The pure potency of Piyush Pandey

While India tried to match and westernize advertising, it was Piyush who showed us that rural India, folk music and local jokes could entertainingly tell brand stories.

An illustration by artist Pranali Katkar showcases the iconic brands Pandey worked on throughout his career

On Friday morning, I was startled by the flurry of messages on WhatsApp groups from people I knew during my time at Ogilvy as a copywriting intern. Texts from creatives I had worked with years ago in India and hadn’t connected with for over a decade that read “Piyush has passed.” 

As I struggled to open my eyes, the phone screen blurred with misty eyes. All of us are one in our grief over the loss of a human behind the very loved ad-man. 

Piyush Pandey was to us what he was to anyone who ever got a chance to meet him: Kind—yet assertive—and welcoming, as if Ogilvy Mumbai was his home. And it was. We—the gaggle of interns—joined the rest of the office to move from Lower Parel (a central business hub in Mumbai) to Goregaon (a secluded suburb at the time). The move was a big one for the morale of his whole office and he did what was never required of someone with his title or seniority—stopped by the cubicles to check if his team was in need of packing supplies or a pep talk. 

Piyush had his finger on the pulse of his team and an even stronger hold on the pulse of his client’s consumer. 

When Piyush liked someone’s work, they’d be dancing for a while because praise from Piyush was rare—usually a nod, followed by a warm smile. When one of our fellow interns showed up in an eclectic outfit one day and Piyush went “excellent aesthetic and design,” you better believe the intern smiled all week. 

That was the kind of genuine respect his personality demanded, and yet he was not the one for hierarchy. I remember when a new junior writer started at Ogilvy and entered the elevator with Piyush and I on a Monday morning, the newbie immediately greeted Piyush with a, “Morning sir.” He responded, “You’re probably new here. But nobody calls me sir here. I’m Piyush and it’s great to meet you. Welcome.” I remember being amused that just by the writer’s greeting, he figured she was new and wanted to set the protocol to be casual. It was so rare in the colonial work culture of my motherland, where sirs and ma’ams were everywhere. And then there was just “Piyush.” 
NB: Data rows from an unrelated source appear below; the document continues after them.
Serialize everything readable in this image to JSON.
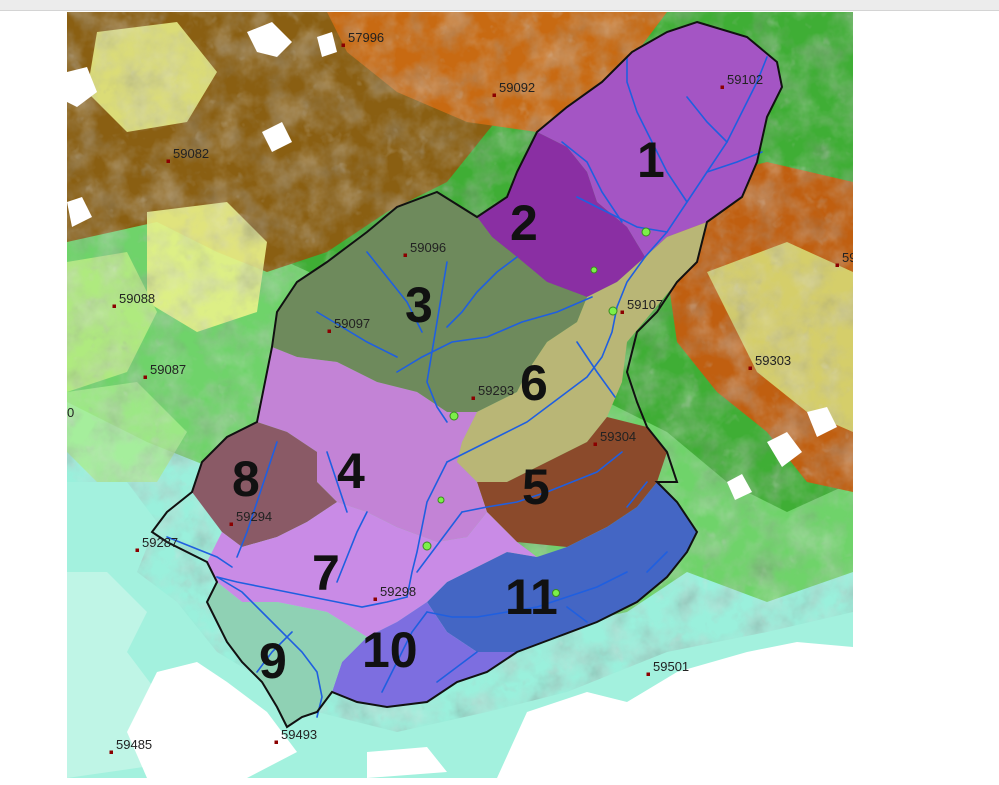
{
  "stations": [
    {
      "id": "57996",
      "label": "57996"
    },
    {
      "id": "59092",
      "label": "59092"
    },
    {
      "id": "59102",
      "label": "59102"
    },
    {
      "id": "59082",
      "label": "59082"
    },
    {
      "id": "59096",
      "label": "59096"
    },
    {
      "id": "59088",
      "label": "59088"
    },
    {
      "id": "59097",
      "label": "59097"
    },
    {
      "id": "59087",
      "label": "59087"
    },
    {
      "id": "59107",
      "label": "59107"
    },
    {
      "id": "59303",
      "label": "59303"
    },
    {
      "id": "59293",
      "label": "59293"
    },
    {
      "id": "59304",
      "label": "59304"
    },
    {
      "id": "59294",
      "label": "59294"
    },
    {
      "id": "59287",
      "label": "59287"
    },
    {
      "id": "59298",
      "label": "59298"
    },
    {
      "id": "59501",
      "label": "59501"
    },
    {
      "id": "59485",
      "label": "59485"
    },
    {
      "id": "59493",
      "label": "59493"
    },
    {
      "id": "59_edge_right",
      "label": "59"
    },
    {
      "id": "edge_left",
      "label": "0"
    }
  ],
  "subbasins": [
    {
      "id": "1",
      "label": "1",
      "color": "#a455c4"
    },
    {
      "id": "2",
      "label": "2",
      "color": "#8a2fa3"
    },
    {
      "id": "3",
      "label": "3",
      "color": "#6e8a5c"
    },
    {
      "id": "4",
      "label": "4",
      "color": "#c383d6"
    },
    {
      "id": "5",
      "label": "5",
      "color": "#8b4a2b"
    },
    {
      "id": "6",
      "label": "6",
      "color": "#b9b676"
    },
    {
      "id": "7",
      "label": "7",
      "color": "#c98be6"
    },
    {
      "id": "8",
      "label": "8",
      "color": "#8a5a66"
    },
    {
      "id": "9",
      "label": "9",
      "color": "#8fd1b4"
    },
    {
      "id": "10",
      "label": "10",
      "color": "#7d6ee0"
    },
    {
      "id": "11",
      "label": "11",
      "color": "#4466c4"
    }
  ],
  "colors": {
    "river": "#1f5fe0",
    "basin_outline": "#111111",
    "outlet_marker": "#7cf04a",
    "station_marker": "#8b0000",
    "ocean_cyan": "#9df0e0",
    "lowland_green": "#46b83e",
    "highland_orange": "#d2690f",
    "peak_white": "#ffffff"
  }
}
Piyush’s legacy is profound. Rahul Da Cunha, an Indian ad writer and playwright, rightly said, “Modern Indian advertising is divided into two eras—pre-Piyush and post-Piyush.” While India tried to match and westernise advertising, it was Piyush who showed us that rural Indiafolk music and local jokes could entertainingly tell brand stories. He strummed the heartstrings of the Indian consumer in the most subtle yet persuasive fashion. 

Piyush’s musical ear was fine-tuned to the hearts of the common people of India. Decades later, his ads are a part of pop culture, brands he shaped are part of every Indian home and his words powerfully continue to eradicate the epidemic of polio from the country. So if we ever needed proof that words and ideas could change the world, Piyush was a living example.

Photo: Lalita Salgaokar with the late Piyush Pandey

How often does a brand mourn the loss of the advertising mind that shaped it? Cadbury, a multinational company, expressed sincere grief at losing the creativity that reshaped the candy category in Indian markets. Indian culture considers “sweet” as eaten when something positive occurs—like a wedding, a promotion or an engagement. Cadbury would’ve never cracked this Indian code had it not been for the genius of 'Kuch meetha ho jaaye', loosely/poorly translated to “Let’s have something sweet.” It was the creative flight from seeing candy as a chocolate to seeing it as a celebration of a sweet moment—something so entrenched in Indian culture.

I was living in the U.S. for some time when I saw Piyush walking the Palais at Cannes a few years ago. I ran up to him to proudly declare that I was a graduate of the Piyush Ad School long before graduating from Miami Ad School. He laughed his famed roaring laugh. 

As we, creatives, planners, strategists, consumers and brands, mourn the loss of a great, generous human, we also mourn the loss of a creative mind who taught us that “everyday speak” and “heart” in stories can make a dent in the universe. Piyush certainly left a dent in ours.


Lalita Salgaokar is an advertising creative director and journalist. She moved across continents from the hustle of Mumbai to the hustle of New York City and has both ad agencies and in-house marketing departments.